I had a trip to Paris planned long before I saw the movie, but I’m glad I saw it just before I left. I was able to track down the spot where they filmed the cab coming slowly up the windy cobbled street, stopping to take our hero off to 1920s Paris. I sat and waited but nothing like that came along for me. Alas, I’m still stuck with using my bare imagination to go back in time.
I had already gotten the addresses of the places where Hemingway and F. Scott Fitzgerald (who appear in the movie) as well as Jim Morrison (emphatically not in the movie) had lived. I wasn’t surprised to find that Fitzgerald’s part of town was much swankier than Hemingway’s. And Jim Morrison’s apartment (described as ‘non-descript’) was actually rather attractive. I don’t know what it was about Paris that made these men feel they could write better there. I had a desire to rent an apartment myself and find out.
I followed Jim Morrison out to the cemetery where his grave attracts more people than anyone else’s. It was almost the 40 year anniversary of his death so I wasn’t sure what to expect when I got there. The crowd-control barricades were having no luck in keeping out his fans, who clambered over and left their offerings of wine bottles, candles, and cigarettes on the grave. A group of French teenagers asked me to take their photo next to the tombstone and I did.
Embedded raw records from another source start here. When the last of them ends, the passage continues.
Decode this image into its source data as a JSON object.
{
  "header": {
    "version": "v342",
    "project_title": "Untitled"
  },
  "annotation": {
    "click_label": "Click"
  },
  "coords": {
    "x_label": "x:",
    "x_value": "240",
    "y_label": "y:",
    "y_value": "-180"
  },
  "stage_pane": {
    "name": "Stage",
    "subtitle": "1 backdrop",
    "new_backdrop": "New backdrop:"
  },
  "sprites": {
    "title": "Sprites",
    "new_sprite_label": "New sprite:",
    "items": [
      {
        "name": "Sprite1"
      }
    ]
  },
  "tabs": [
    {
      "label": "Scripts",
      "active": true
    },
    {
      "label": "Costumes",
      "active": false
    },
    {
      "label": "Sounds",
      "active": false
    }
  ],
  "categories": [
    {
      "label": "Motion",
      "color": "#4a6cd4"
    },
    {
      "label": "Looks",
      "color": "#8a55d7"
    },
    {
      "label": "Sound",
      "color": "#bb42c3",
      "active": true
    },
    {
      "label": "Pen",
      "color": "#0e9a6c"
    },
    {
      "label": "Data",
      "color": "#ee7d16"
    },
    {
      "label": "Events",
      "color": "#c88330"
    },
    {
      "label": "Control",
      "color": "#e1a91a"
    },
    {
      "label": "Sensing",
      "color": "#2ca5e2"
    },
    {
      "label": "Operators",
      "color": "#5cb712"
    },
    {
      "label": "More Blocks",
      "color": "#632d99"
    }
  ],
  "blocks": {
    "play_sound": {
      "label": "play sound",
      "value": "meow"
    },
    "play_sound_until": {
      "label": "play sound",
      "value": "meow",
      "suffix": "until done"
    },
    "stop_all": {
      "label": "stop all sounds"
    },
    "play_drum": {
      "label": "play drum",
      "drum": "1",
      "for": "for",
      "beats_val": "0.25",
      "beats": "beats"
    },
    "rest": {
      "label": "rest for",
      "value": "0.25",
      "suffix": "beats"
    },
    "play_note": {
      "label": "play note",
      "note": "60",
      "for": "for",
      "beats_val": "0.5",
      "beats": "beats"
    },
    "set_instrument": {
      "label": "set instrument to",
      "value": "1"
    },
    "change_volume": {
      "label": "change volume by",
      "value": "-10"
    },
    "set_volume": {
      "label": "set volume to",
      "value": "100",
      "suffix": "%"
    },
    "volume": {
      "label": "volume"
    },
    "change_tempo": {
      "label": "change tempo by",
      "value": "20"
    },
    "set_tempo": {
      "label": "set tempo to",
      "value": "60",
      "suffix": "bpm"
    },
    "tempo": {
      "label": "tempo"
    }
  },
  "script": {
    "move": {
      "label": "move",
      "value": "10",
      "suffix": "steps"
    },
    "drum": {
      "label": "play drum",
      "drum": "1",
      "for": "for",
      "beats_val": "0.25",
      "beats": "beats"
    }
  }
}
They said they wished they had lived then. I told them that wouldn’t be so good, as then they would be almost 70, but they insisted they’d rather have been born 60 years ago. I felt like I was in “Midnight in Paris” for real, for the characters there keep wishing they were in another era.
The cemetery also houses Abelard and Heloise, Collette, Oscar Wilde, Chopin, Moliere, and hoards of others. Any one of them could have–and has—made excellent material for us historical novelists. And now they are so quiet. It wasn’t carved on his tomb, but Moliere said, “We only die once—and for such a long time.”
That is, until a novel or a movie brings them back to life.